Para los aislados permanentes

Había pensado esta semana, porque no paran, en dedicar estas líneas a los republicanos de las caceroladas, a Torra y a los perfectos del otro lado, todos ellos inquietos y en su mundo particular, sin perder oportunidad alguna de hablar de lo suyo. Pero, he considerado más razonable obviarlos -bastante tienen ellos mismos con aguantarse-, y escribir unas líneas sobre lo que estamos viviendo, sobre la intimidad recuperada, sobre lo redescubierto, lo sobrevenido o lo recordado hecho presente, sobre, en fin, lo que nos afecta o eleva a la condición de seres humanos sensibles, necesitados de afecto, sencillos y más vulnerables de lo que nos pensábamos.
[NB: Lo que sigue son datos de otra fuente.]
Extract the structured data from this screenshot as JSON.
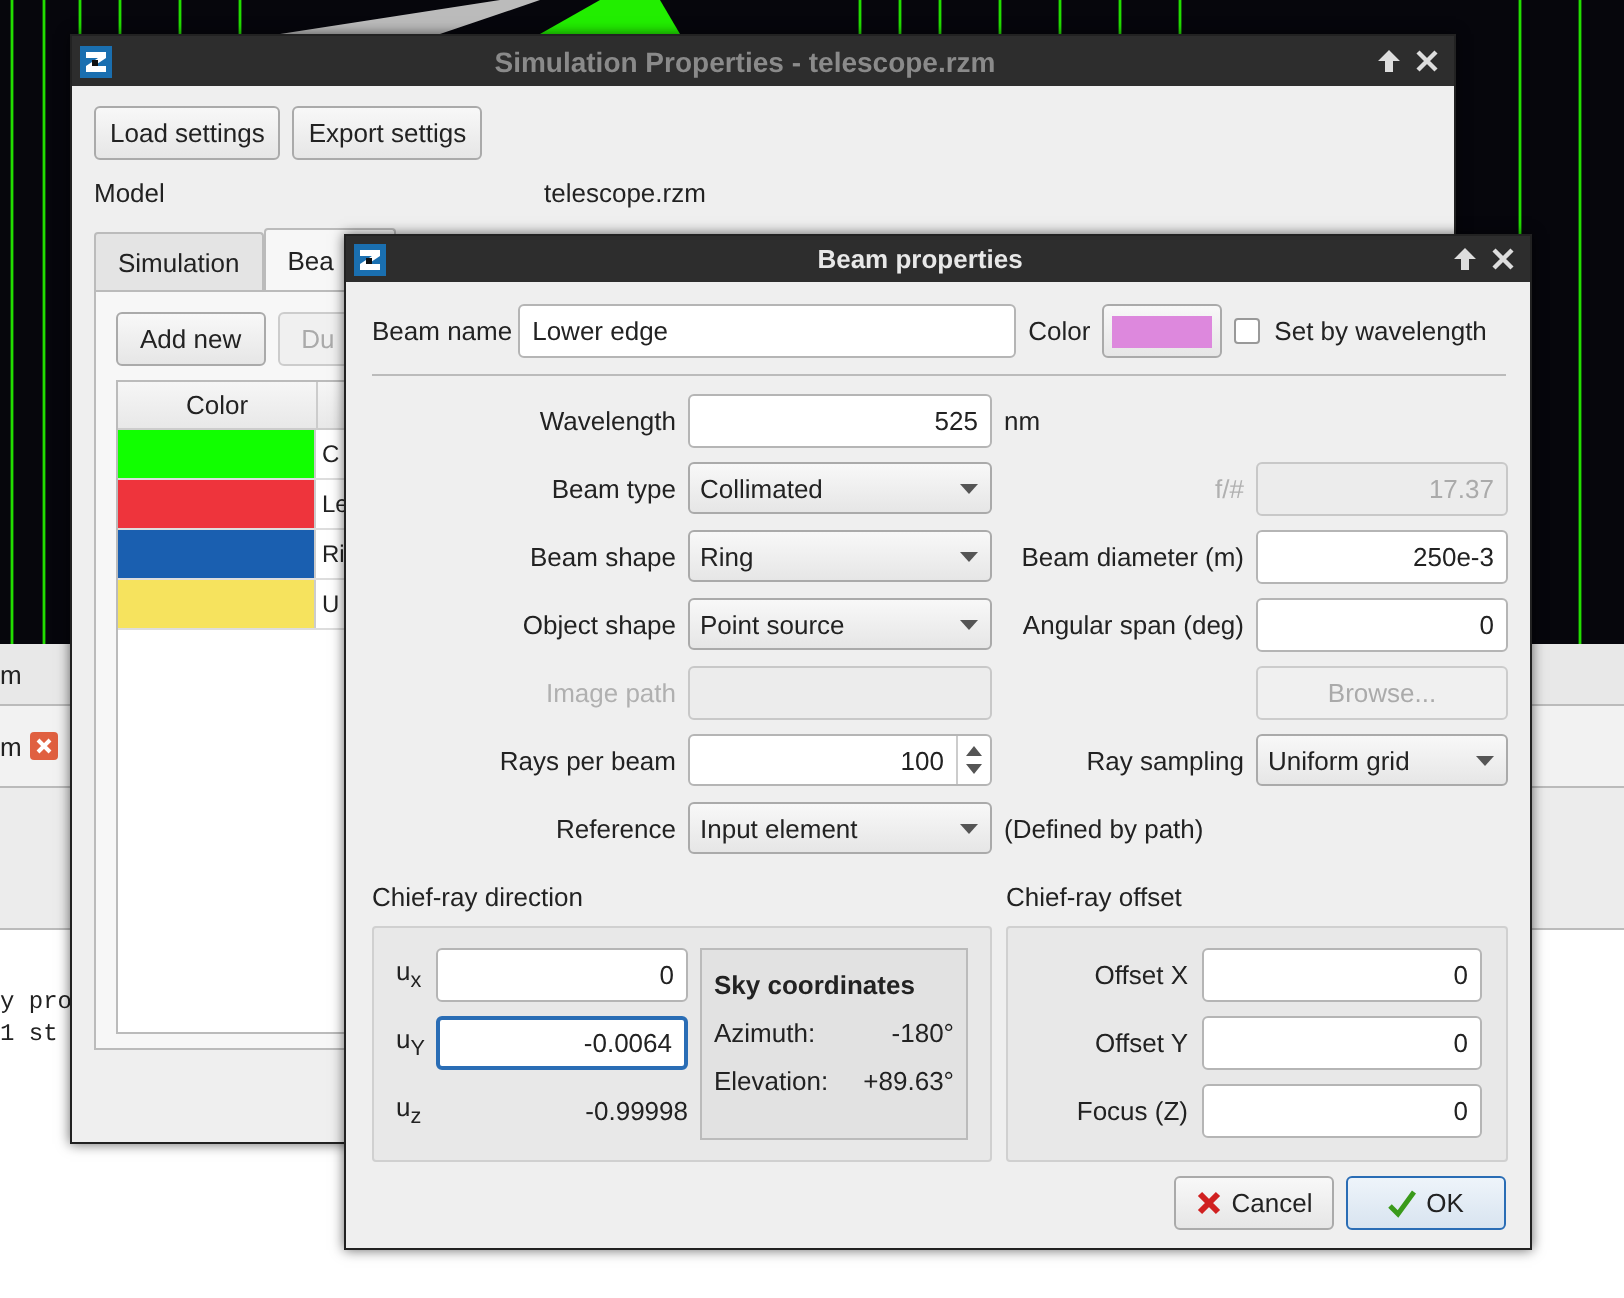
{
  "background": {
    "tab": {
      "label": "m"
    },
    "document_tab": {
      "label": "m"
    },
    "console_lines": [
      "y pro",
      "1 st"
    ]
  },
  "main_window": {
    "title": "Simulation Properties - telescope.rzm",
    "buttons": [
      "Load settings",
      "Export settigs"
    ],
    "model_label": "Model",
    "model_value": "telescope.rzm",
    "tabs": [
      {
        "label": "Simulation",
        "selected": false
      },
      {
        "label": "Bea",
        "selected": true
      }
    ],
    "tab_buttons": [
      {
        "label": "Add new",
        "disabled": false
      },
      {
        "label": "Du",
        "disabled": true
      }
    ],
    "table": {
      "columns": [
        "Color"
      ],
      "rows": [
        {
          "color": "#11ff00",
          "name": "C"
        },
        {
          "color": "#ee343c",
          "name": "Le"
        },
        {
          "color": "#1a5fb0",
          "name": "Ri"
        },
        {
          "color": "#f6e35e",
          "name": "U"
        }
      ]
    }
  },
  "beam_dialog": {
    "title": "Beam properties",
    "beam_name": {
      "label": "Beam name",
      "value": "Lower edge"
    },
    "color": {
      "label": "Color",
      "color": "#dd88dd"
    },
    "set_by_wavelength": {
      "label": "Set by wavelength",
      "checked": false
    },
    "rows": [
      {
        "label": "Wavelength",
        "disabled": false,
        "control": {
          "kind": "input",
          "value": "525"
        },
        "extra": {
          "kind": "unit",
          "text": "nm"
        }
      },
      {
        "label": "Beam type",
        "disabled": false,
        "control": {
          "kind": "dropdown",
          "value": "Collimated"
        },
        "extra": {
          "kind": "field",
          "label": "f/#",
          "value": "17.37",
          "disabled": true
        }
      },
      {
        "label": "Beam shape",
        "disabled": false,
        "control": {
          "kind": "dropdown",
          "value": "Ring"
        },
        "extra": {
          "kind": "field",
          "label": "Beam diameter (m)",
          "value": "250e-3",
          "disabled": false
        }
      },
      {
        "label": "Object shape",
        "disabled": false,
        "control": {
          "kind": "dropdown",
          "value": "Point source"
        },
        "extra": {
          "kind": "field",
          "label": "Angular span (deg)",
          "value": "0",
          "disabled": false
        }
      },
      {
        "label": "Image path",
        "disabled": true,
        "control": {
          "kind": "input"
        },
        "extra": {
          "kind": "button",
          "label": "Browse...",
          "disabled": true
        }
      },
      {
        "label": "Rays per beam",
        "disabled": false,
        "control": {
          "kind": "spinbox",
          "value": "100"
        },
        "extra": {
          "kind": "select",
          "label": "Ray sampling",
          "value": "Uniform grid"
        }
      },
      {
        "label": "Reference",
        "disabled": false,
        "control": {
          "kind": "dropdown",
          "value": "Input element"
        },
        "extra": {
          "kind": "note",
          "text": "(Defined by path)"
        }
      }
    ],
    "direction": {
      "title": "Chief-ray direction",
      "components": [
        {
          "label": "u$_{x}$",
          "kind": "input",
          "value": "0",
          "focused": false
        },
        {
          "label": "u$_{Y}$",
          "kind": "input",
          "value": "-0.0064",
          "focused": true
        },
        {
          "label": "u$_{z}$",
          "kind": "readout",
          "value": "-0.99998"
        }
      ],
      "sky": {
        "title": "Sky coordinates",
        "items": [
          {
            "label": "Azimuth:",
            "value": "-180°"
          },
          {
            "label": "Elevation:",
            "value": "+89.63°"
          }
        ]
      }
    },
    "offset": {
      "title": "Chief-ray offset",
      "fields": [
        {
          "label": "Offset X",
          "value": "0"
        },
        {
          "label": "Offset Y",
          "value": "0"
        },
        {
          "label": "Focus (Z)",
          "value": "0"
        }
      ]
    },
    "buttons": [
      {
        "label": "Cancel",
        "kind": "cancel",
        "default": false
      },
      {
        "label": "OK",
        "kind": "ok",
        "default": true
      }
    ]
  }
}
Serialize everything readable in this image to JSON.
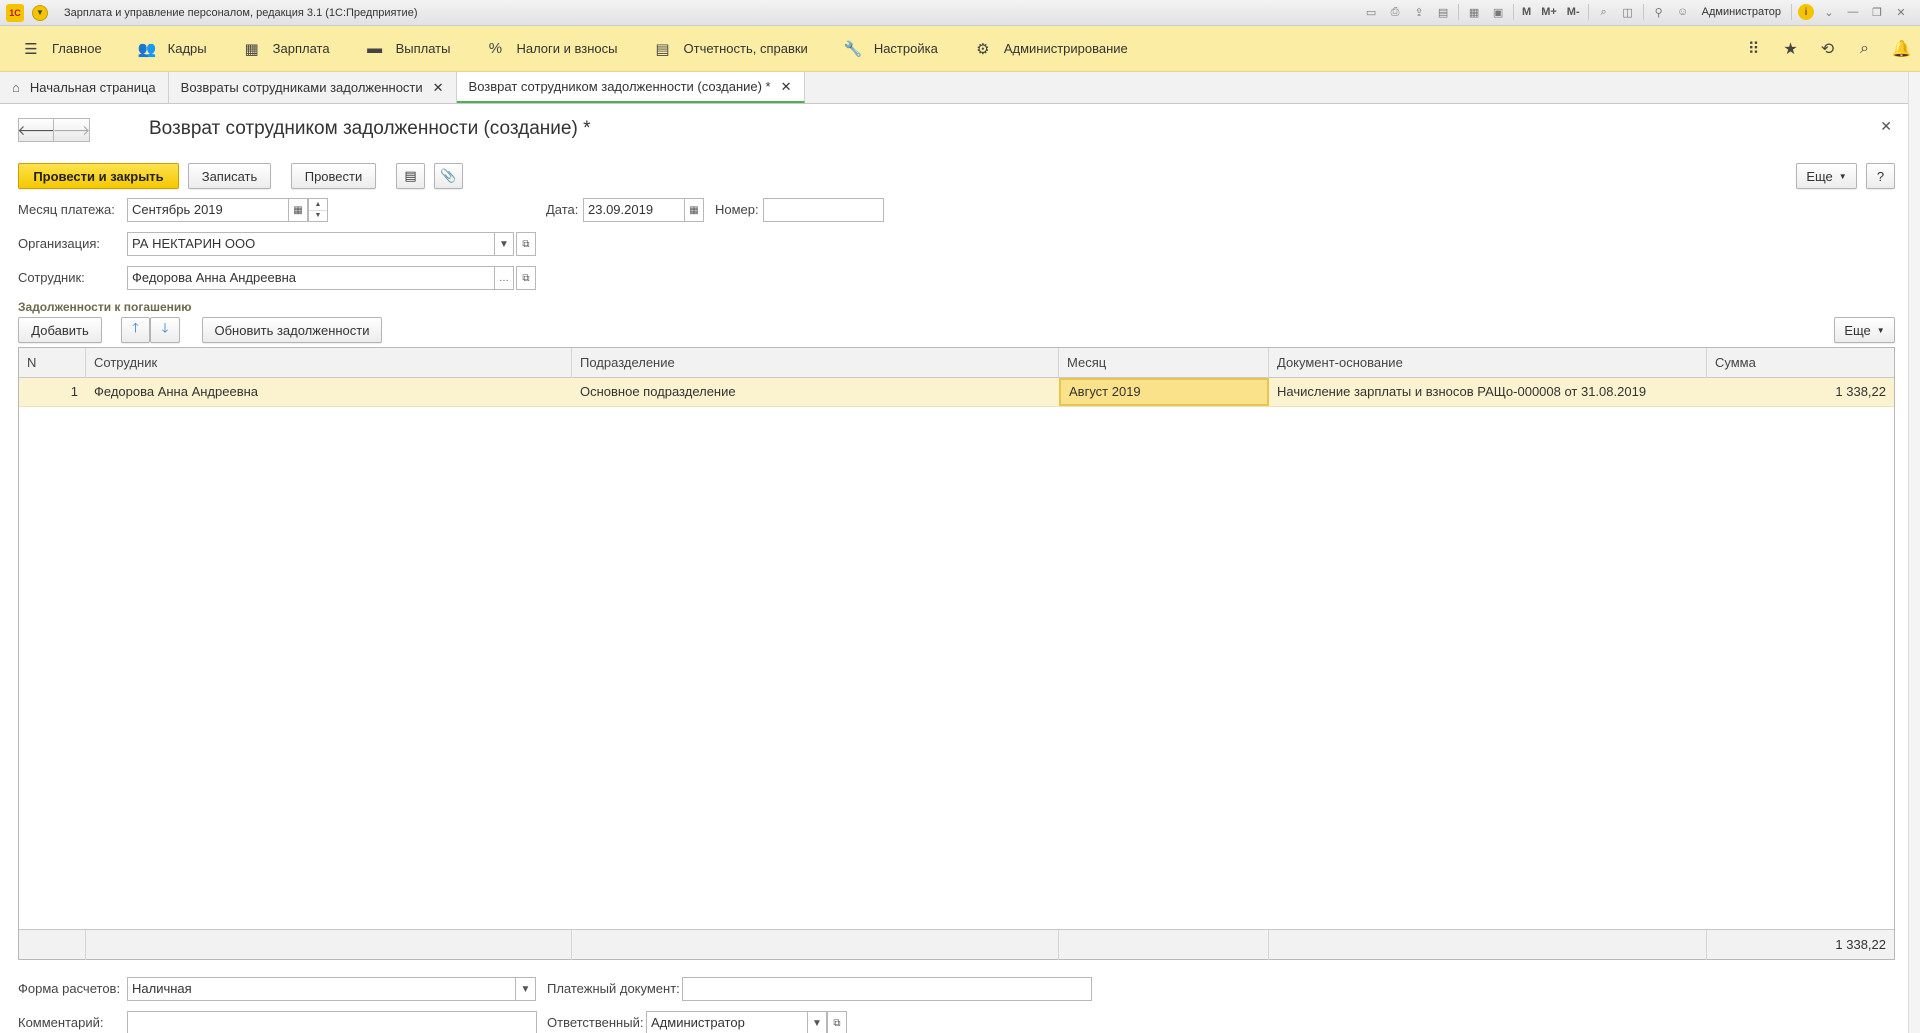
{
  "window": {
    "title": "Зарплата и управление персоналом, редакция 3.1  (1С:Предприятие)",
    "logo_text": "1С",
    "user": "Администратор",
    "tools": [
      "M",
      "M+",
      "M-"
    ]
  },
  "sections": [
    {
      "label": "Главное",
      "icon": "menu-icon"
    },
    {
      "label": "Кадры",
      "icon": "people-icon"
    },
    {
      "label": "Зарплата",
      "icon": "calculator-icon"
    },
    {
      "label": "Выплаты",
      "icon": "wallet-icon"
    },
    {
      "label": "Налоги и взносы",
      "icon": "percent-icon"
    },
    {
      "label": "Отчетность, справки",
      "icon": "reports-icon"
    },
    {
      "label": "Настройка",
      "icon": "wrench-icon"
    },
    {
      "label": "Администрирование",
      "icon": "gear-icon"
    }
  ],
  "tabs": [
    {
      "label": "Начальная страница"
    },
    {
      "label": "Возвраты сотрудниками задолженности"
    },
    {
      "label": "Возврат сотрудником задолженности (создание) *"
    }
  ],
  "form": {
    "title": "Возврат сотрудником задолженности (создание) *",
    "buttons": {
      "post_close": "Провести и закрыть",
      "save": "Записать",
      "post": "Провести",
      "more": "Еще",
      "help": "?"
    },
    "fields": {
      "payment_month_label": "Месяц платежа:",
      "payment_month_value": "Сентябрь 2019",
      "date_label": "Дата:",
      "date_value": "23.09.2019",
      "number_label": "Номер:",
      "number_value": "",
      "org_label": "Организация:",
      "org_value": "РА НЕКТАРИН ООО",
      "employee_label": "Сотрудник:",
      "employee_value": "Федорова Анна Андреевна"
    },
    "group_title": "Задолженности к погашению",
    "table_buttons": {
      "add": "Добавить",
      "refresh": "Обновить задолженности",
      "more": "Еще"
    },
    "table": {
      "columns": [
        "N",
        "Сотрудник",
        "Подразделение",
        "Месяц",
        "Документ-основание",
        "Сумма"
      ],
      "rows": [
        {
          "n": "1",
          "employee": "Федорова Анна Андреевна",
          "department": "Основное подразделение",
          "month": "Август 2019",
          "document": "Начисление зарплаты и взносов РАЩо-000008 от 31.08.2019",
          "sum": "1 338,22"
        }
      ],
      "total": "1 338,22"
    },
    "bottom": {
      "payment_form_label": "Форма расчетов:",
      "payment_form_value": "Наличная",
      "payment_doc_label": "Платежный документ:",
      "payment_doc_value": "",
      "comment_label": "Комментарий:",
      "comment_value": "",
      "responsible_label": "Ответственный:",
      "responsible_value": "Администратор"
    }
  }
}
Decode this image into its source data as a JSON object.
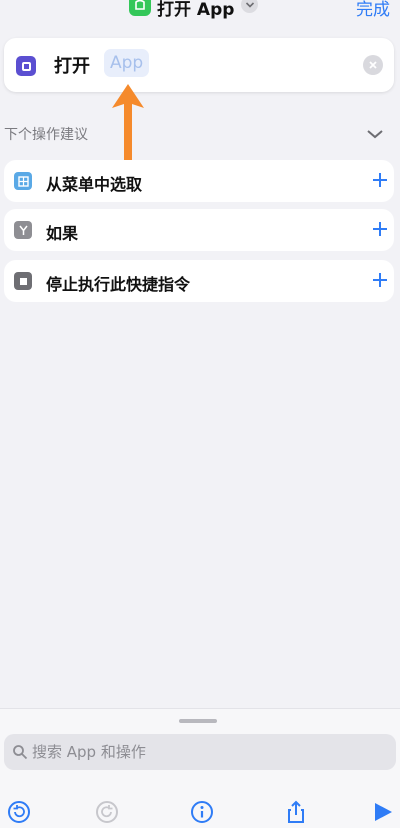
{
  "nav": {
    "title": "打开 App",
    "done_label": "完成"
  },
  "action": {
    "verb": "打开",
    "parameter_placeholder": "App"
  },
  "suggestions": {
    "header": "下个操作建议",
    "items": [
      {
        "label": "从菜单中选取",
        "icon": "menu-icon",
        "icon_color": "#5aa9e6"
      },
      {
        "label": "如果",
        "icon": "branch-icon",
        "icon_color": "#8e8e93"
      },
      {
        "label": "停止执行此快捷指令",
        "icon": "stop-icon",
        "icon_color": "#6e6e73"
      }
    ]
  },
  "search": {
    "placeholder": "搜索 App 和操作"
  },
  "toolbar": {
    "icons": [
      "undo-icon",
      "redo-icon",
      "info-icon",
      "share-icon",
      "play-icon"
    ]
  },
  "colors": {
    "accent": "#2f7cf6",
    "annotation_arrow": "#f58a2c",
    "app_icon": "#34c759",
    "open_app_icon": "#5b4fd1"
  }
}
Seguramente esto, irrelevante para los ideólogos de la nada, que son muchos, los portadores de la exclusividad, de la filantropía absoluta, de la pureza de las conductas exigidas al prójimo e indultadas a sí mismos o a quienes les conceden lo inmerecido, digo que seguramente esto estará más cercano a la gente de la calle, la mía, no la de ellos, los que viven de la consigna y el estruendo y son incapaces en días tan frágiles de mirarse hacia dentro. Igual les da miedo.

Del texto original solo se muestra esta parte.